Methods: We developed and tested a range-correction algorithm to compensate for anatomy changes in SSPT with correction factors for target lateral size changes and energy scaling. This algorithm adjusts the energy of each spot from the original optimized treatment plan to match the new daily anatomy based on water equivalent path-length. To correct for the lateral target size changes, the peripheral spots were scaled based on phantom studies with variable target size. For energy change corrections, alternative cumulative scaling factor lookup tables were generated based on calculated central-axis and integral depth dose calculations for different energies. These various adaptive algorithms were performed on 7 lung cancer patients that were previously treated with proton therapy and who required at least one adaptive intervention. Single-field optimized SSPT plans were generated for these patients with clinical beam angles. Dose-volume histogram metrics were obtained for these patients for both the non-adaptive and the different adaptive plans applied to the last available weekly CT scan.

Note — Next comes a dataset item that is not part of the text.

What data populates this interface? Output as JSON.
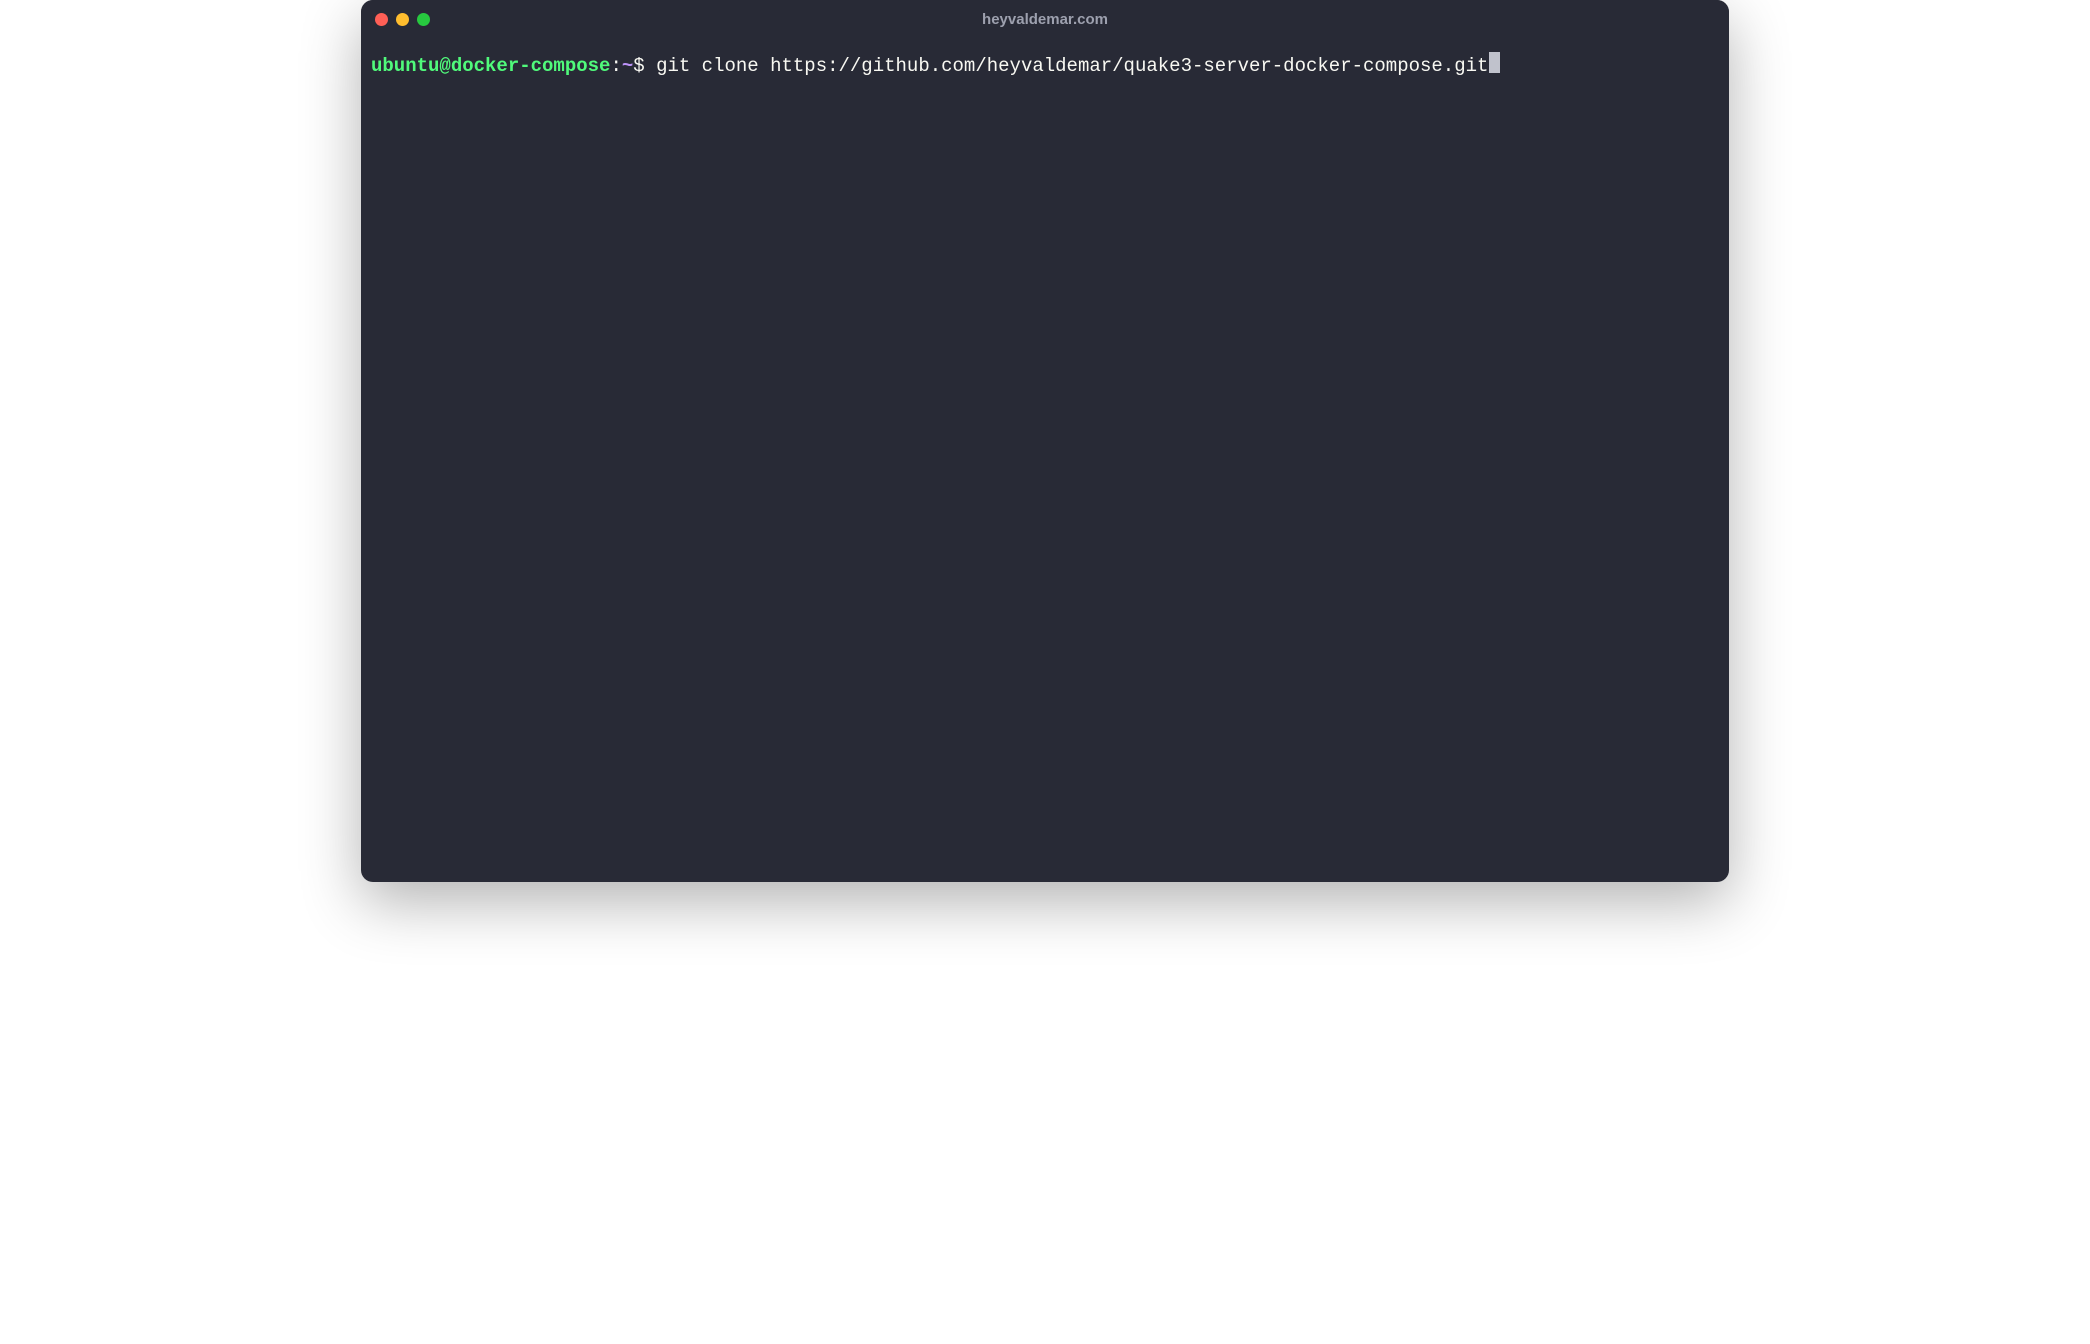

Results: The doses to normal tissue were largely reduced for the spinal cord (Dmax), total lung (V20Gy), and contralateral lung (V20Gy) for all different methods of adaptive planning. With both corrections applied, the average changes for these metrics were -6.2Gy, -2.7%, and -4.9%, respectively. The same method generated unacceptably high target hot spots with average target V110% increase of 12.3%.

Conclusion: Adaptive methods based on direct adjustments to proton range can reduce normal tissue doses under large anatomical changes but are insufficient in achieving clinically acceptable target doses and generate unacceptably sizeable hot spots. Adaptive planning methods for proton therapy will likely necessitate some aspect of reoptimization for acceptable clinical utility.